Reviewers, however, are not off the hook. Posting a review for a book you have not read is dishonest, unethical behavior. Yeah, I said it. I don’t care how busy you are, I don’t care how much you hated the cover, if you are not giving the book a complete read-thru before offering a review then you are acting without integrity. And that includes a five star review.

Look, everyone likes seeing those shiny, five pointed shapes next to the title of their book, but if they aren’t earned then they are a lie to the reader. Giving someone a five star review if you haven’t read it is just as wrong as tossing one star out at a book whose title fonts rubbed you the wrong way. In a similar vein, remembering that you are telling other readers what to expect and what you (really) think, should be at the forefront of every serious reviewer, particularly those that build a blogging platform and internet presence on such. I would think, that in the interest of other people taking reviewers seriously, the integrity of the honest opinion would be a high priority. Too many bad reviews to books that were actually ok, or five stars on every book you ever review regardless of quality will eventually drive people away from you. They will know that you are not being forthright about what you are reading.
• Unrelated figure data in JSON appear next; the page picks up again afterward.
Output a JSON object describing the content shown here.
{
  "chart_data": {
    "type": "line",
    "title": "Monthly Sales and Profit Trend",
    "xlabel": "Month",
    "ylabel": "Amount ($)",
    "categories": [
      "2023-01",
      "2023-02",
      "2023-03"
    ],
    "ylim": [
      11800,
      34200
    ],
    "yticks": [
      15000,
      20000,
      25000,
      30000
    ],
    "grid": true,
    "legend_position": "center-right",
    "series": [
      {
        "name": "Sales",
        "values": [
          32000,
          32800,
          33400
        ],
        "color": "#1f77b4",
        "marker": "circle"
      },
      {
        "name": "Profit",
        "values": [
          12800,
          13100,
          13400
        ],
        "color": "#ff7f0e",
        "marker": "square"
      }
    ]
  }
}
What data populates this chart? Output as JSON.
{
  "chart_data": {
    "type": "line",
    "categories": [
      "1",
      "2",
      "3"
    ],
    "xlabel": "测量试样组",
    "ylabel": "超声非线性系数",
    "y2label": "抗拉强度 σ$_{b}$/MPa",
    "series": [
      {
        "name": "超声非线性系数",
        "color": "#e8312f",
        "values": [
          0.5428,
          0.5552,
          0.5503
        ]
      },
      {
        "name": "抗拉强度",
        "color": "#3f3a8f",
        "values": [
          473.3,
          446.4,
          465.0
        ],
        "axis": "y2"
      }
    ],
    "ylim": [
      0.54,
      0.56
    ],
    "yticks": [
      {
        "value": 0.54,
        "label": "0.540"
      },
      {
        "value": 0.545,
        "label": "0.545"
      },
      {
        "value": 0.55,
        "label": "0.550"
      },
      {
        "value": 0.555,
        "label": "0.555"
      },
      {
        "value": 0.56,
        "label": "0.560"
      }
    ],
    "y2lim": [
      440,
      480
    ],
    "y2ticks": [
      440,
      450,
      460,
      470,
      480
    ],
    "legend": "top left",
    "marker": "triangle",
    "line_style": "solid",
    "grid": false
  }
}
Moreover, for heavens sake, be honest about the content you encounter. If there is a legitimate issue with a book’s content, then rate it accordingly and describe the issue in fair and informative terms. Reviews are not merely an expression of opinion (or I suppose in my own opinion they shouldn’t be). You are informing other readers about what reading the book did or didn’t do for you, and vulgar, expletive laden reviews don’t make you more right. They just make you vulgar and covered in, well, you know.
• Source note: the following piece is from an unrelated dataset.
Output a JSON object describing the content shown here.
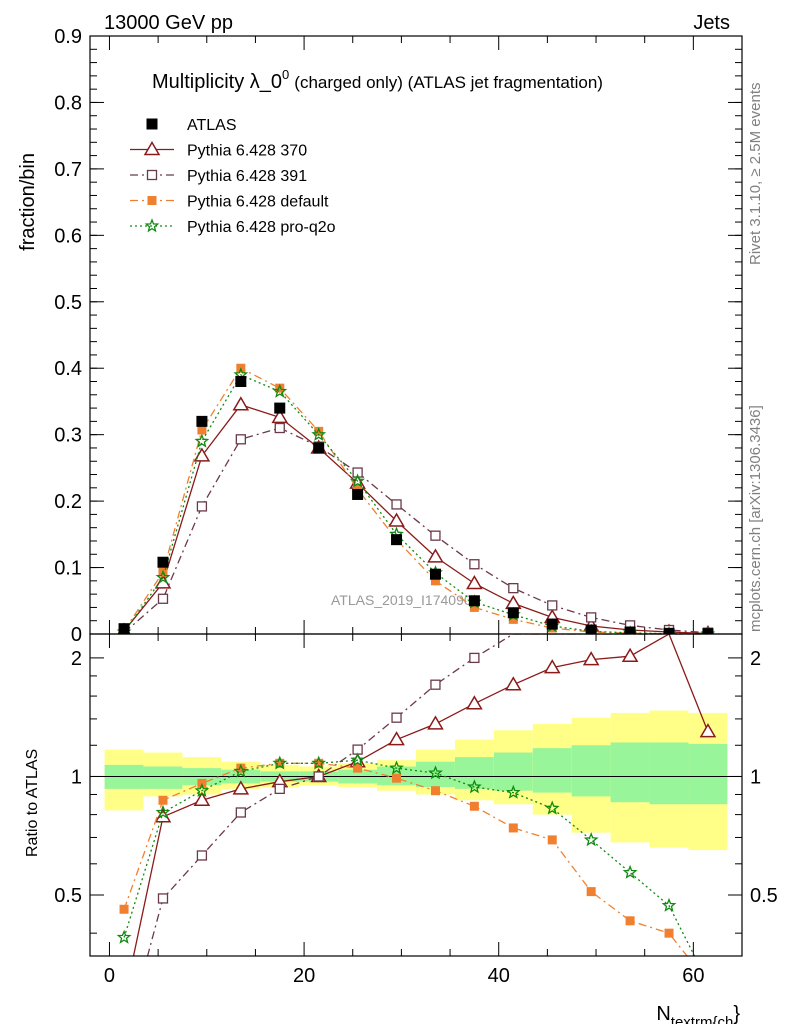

Posting a troll of a review in an attempt to get the author or other reviewers to engage in a petty online debate is not ethical or polite. It is selfish, divisive, unproductive behavior that only serves to tell others you aren’t worth interacting with. And when you engage in any of the above behaviors you make writers afraid to post and put themselves out there. You make it harder for us to interact online with fans and reviewers alike because we have to be ever more cautious, lest we say something that will be taken out of context and used to ruin our careers, or at the least make us persona non grata in specific corners of the digital world.
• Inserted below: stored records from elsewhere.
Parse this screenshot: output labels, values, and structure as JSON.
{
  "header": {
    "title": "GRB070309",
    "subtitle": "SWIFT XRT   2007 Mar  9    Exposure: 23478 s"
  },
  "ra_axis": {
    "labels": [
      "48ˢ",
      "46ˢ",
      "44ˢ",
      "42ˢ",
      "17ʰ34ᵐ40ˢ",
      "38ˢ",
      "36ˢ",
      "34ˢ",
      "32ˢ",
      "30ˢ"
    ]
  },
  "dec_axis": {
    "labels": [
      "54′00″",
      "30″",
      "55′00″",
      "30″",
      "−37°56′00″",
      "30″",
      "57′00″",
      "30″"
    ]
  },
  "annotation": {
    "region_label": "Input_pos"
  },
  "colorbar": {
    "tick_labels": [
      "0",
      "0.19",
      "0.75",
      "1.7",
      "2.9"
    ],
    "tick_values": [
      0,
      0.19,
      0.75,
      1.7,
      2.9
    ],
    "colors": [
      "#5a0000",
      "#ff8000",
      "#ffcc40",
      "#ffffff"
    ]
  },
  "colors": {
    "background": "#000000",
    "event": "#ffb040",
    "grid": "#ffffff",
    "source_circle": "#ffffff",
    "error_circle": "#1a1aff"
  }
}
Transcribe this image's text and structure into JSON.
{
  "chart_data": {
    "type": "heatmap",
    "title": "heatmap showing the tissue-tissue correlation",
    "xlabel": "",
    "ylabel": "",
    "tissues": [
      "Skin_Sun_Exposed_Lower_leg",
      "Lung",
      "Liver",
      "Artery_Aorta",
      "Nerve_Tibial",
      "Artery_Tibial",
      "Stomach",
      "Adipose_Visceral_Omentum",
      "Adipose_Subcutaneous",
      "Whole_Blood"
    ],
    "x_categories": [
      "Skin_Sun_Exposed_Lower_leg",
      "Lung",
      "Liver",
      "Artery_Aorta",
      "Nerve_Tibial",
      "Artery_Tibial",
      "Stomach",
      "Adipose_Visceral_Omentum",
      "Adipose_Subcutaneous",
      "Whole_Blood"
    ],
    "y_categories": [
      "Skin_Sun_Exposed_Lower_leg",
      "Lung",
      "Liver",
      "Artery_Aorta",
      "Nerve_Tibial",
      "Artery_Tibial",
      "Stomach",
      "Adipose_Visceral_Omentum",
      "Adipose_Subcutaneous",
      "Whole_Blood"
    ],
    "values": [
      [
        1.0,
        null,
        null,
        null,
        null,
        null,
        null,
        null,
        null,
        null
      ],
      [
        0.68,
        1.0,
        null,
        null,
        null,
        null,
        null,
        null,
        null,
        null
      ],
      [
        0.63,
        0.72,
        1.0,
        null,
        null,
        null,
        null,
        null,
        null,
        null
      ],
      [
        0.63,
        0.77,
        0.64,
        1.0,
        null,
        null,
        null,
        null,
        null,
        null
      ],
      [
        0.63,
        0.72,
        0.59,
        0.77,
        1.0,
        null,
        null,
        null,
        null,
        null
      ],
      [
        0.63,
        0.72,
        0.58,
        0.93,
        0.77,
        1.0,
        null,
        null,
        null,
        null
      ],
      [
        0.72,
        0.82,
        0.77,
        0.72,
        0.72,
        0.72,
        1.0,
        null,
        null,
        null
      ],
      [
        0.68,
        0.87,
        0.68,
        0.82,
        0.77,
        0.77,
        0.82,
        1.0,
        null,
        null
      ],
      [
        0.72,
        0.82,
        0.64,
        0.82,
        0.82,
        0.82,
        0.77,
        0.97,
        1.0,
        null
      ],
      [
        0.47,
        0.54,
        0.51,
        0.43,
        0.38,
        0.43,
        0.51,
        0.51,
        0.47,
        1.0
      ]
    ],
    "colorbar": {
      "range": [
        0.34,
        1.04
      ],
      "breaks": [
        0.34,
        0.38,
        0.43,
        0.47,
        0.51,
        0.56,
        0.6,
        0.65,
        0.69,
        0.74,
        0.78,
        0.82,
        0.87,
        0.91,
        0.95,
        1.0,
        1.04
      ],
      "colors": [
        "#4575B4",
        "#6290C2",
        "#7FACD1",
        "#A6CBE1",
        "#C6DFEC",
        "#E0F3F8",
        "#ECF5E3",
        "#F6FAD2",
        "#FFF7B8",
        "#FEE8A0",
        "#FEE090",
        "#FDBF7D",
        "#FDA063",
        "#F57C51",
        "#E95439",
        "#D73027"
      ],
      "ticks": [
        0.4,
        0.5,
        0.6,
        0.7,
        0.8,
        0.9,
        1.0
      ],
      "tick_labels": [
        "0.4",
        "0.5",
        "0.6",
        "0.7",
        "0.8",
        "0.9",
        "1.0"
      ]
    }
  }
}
On a personal note, my favorite review of The Accidental Apprentice so far was from Matt Ely. It was posted to Goodreads as 4 stars, but the original was posted at JC’s Book Haven as a 3.5 stars- Better than Good. It is my favorite because it is completely honest. It is the perfect example of integrity in reviewing. I get to feel great about the stuff I did well because I know he is being honest about them since he includes, in very clear terms, the things he struggled with. I now have some great input about how to improve in the future. And I hope Matt will grace future works with similar honesty.

I love all those that have given me a review. And I am so grateful for every review I get. It tells me that the book is getting out there. It tells me that I have made (a very tiny) impact. And it gives others who may be passing by a heads up, “Hey someone actually read this book, and thought something about it.” Sometimes that’s enough to make a fellow reader curious about picking it up.

So conclusion? Writing and publishing books is a subjective field. As a result, like every other industry, it only works if all those participating do so with integrity. Honesty about how well/poorly a book is written, how interesting/boring it is, and treating each other with dignity (as well as behaving with dignity) are the only way we can trust each other. It’s the only way this relationship works. And if that wonderful give and take breaks down, what is left will never be as true to our awesome natures as it could be. And the loss of that potential, rather than a ranking on some social media site, is the real casualty.